車がギリギリすれ違える幅の道を渡り「おはようございます」と挨拶をすると、お店のエプロン姿のおばさんは「千絵ちゃんの方が柊二よりも出るのが少し早いのね」と不思議そうにする。

「ああ、部署の事情があるからですかね。私のいる部署は、夜中に受けた電話を迅速に引き継がないとなので、ちょっと早めに行くんです」

「そうなの。柊二が毎日遅刻しているのかもって焦っちゃったわ」

ホッとした顔で言われ、笑顔を返す。

「いえ。営業部は早い時間のアポがない限りはゆっくりスタートなので。その代わり遅い時間まで忙しそうですけど」

「確かに二十二時とか平気で過ぎるわ」
「お客様の都合に合わせて打ち合わせするから、結構二十時とか二十一時からのアポとかも珍しくないんです」

特に平日は遅い時間を希望するお客様が多いことを伝えると、おばさんは片手を頬にあて「なんだー、彼女とでも会ってるのかと思ってたのに」とやや残念そうに口を尖らせた。

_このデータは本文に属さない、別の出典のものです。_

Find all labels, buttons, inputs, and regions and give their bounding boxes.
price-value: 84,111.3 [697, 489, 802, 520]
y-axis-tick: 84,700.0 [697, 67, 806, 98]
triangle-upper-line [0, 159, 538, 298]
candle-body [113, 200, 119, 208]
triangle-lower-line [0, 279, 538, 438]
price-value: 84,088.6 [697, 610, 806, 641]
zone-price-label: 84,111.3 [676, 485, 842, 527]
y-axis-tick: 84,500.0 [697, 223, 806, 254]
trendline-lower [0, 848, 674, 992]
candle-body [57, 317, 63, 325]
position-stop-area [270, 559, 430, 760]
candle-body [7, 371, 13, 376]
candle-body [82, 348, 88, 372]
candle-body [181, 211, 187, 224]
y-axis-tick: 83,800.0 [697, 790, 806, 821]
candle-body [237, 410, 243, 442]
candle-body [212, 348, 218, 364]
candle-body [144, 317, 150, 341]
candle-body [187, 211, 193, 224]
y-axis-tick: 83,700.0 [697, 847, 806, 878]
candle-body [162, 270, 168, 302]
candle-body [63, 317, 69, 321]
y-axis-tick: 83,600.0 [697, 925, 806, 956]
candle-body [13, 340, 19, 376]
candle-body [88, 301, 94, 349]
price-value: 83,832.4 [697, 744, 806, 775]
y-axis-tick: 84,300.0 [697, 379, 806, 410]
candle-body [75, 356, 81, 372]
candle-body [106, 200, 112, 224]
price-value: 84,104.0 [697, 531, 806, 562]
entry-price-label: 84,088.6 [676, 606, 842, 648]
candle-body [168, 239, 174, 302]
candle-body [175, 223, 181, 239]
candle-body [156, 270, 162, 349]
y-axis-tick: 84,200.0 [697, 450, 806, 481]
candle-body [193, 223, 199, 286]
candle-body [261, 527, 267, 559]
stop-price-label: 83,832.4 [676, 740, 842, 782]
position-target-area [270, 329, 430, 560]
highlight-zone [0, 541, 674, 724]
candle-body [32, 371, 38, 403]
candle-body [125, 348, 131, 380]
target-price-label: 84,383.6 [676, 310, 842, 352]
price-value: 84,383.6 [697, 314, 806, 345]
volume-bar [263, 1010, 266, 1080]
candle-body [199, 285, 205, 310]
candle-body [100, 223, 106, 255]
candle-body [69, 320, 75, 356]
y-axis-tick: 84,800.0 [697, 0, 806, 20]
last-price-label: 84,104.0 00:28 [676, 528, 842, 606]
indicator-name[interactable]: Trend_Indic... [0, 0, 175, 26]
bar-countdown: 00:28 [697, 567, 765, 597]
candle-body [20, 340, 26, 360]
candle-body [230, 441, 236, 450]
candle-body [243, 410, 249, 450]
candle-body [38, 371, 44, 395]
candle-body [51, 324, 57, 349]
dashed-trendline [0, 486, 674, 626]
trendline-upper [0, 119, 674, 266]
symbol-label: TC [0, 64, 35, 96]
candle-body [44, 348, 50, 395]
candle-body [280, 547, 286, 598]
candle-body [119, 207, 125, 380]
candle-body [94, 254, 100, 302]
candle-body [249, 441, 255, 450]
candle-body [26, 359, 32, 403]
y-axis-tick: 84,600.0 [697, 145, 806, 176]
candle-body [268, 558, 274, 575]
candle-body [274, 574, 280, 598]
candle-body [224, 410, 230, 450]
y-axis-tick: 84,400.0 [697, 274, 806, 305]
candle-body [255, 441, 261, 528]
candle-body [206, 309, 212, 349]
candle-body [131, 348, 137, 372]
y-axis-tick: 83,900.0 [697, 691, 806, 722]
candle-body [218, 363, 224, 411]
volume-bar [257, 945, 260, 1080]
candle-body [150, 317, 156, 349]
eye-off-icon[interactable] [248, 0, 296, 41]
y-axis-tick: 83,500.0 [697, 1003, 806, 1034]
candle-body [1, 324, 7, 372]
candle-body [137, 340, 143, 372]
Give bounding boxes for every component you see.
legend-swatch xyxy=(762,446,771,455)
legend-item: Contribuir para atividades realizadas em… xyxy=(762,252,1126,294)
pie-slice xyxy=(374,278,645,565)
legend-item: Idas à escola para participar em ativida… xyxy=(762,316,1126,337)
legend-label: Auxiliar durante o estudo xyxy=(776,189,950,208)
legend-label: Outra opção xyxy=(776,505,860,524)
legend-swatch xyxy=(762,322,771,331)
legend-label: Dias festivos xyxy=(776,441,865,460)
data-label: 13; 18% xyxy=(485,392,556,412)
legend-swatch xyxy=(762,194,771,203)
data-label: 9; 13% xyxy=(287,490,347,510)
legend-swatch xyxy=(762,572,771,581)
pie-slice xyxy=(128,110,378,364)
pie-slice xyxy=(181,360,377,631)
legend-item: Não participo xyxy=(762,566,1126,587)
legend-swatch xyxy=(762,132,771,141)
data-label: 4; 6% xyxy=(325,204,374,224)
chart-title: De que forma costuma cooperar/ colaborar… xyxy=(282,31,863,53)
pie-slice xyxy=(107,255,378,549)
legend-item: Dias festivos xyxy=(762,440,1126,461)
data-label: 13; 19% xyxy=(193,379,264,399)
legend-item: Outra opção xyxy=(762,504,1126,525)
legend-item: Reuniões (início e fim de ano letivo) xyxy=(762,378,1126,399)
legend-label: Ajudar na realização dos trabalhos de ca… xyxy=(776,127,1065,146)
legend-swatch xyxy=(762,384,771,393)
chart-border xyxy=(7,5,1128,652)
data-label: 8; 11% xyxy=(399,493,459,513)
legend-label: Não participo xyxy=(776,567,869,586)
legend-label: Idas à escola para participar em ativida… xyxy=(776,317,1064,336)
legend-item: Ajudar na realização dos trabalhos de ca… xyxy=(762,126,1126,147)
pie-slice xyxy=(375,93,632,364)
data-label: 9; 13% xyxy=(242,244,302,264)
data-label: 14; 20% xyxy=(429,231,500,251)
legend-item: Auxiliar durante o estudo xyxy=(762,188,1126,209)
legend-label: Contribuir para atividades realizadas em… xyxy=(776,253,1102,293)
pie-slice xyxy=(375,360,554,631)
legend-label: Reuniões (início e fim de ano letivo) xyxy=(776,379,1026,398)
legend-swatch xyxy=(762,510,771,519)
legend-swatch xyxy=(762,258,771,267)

「これは私の勘でしかないんだけどね、あの子、高校から就職してしばらくまでは彼女がいたと思うの。もちろん、途切れ途切れだろうけどね。でも、最近、そういう気配がまったくないのよ。クリスマスだってうちで夕飯食べるし、お正月だって出かけないでテレビの前でゴロゴロしてるだけで」

「……そうなんですか」

『高校から』という言葉に内心ドキッとする。
高校の頃の彼女は私だ、とは言えずに、そこにわずかな心苦しさを感じているとおばさんが言う。

「まぁ、二十代なんて仕事が忙しい時期だろうし、そこに必死になってくれるのは親としても安心なんだけどね。……あ、ねぇ。それより千絵ちゃん、これ荷物になっちゃうけど持って行って」

そう言っておばさんが差し出してくれたのは、大振りの花だった。
赤、白、黄色、オレンジ、ピンクと色とりどりの花に、思わず「きれいですね……!」と感動してからおばさんを見る。

「でもこれ、売り物じゃ……」
「ああ、いいのいいの。うち、花屋は私の趣味みたいなものだし。お金持ってくるのは主人の役目だから」

ケラケラと明るく笑うおばさんに、つられて笑う。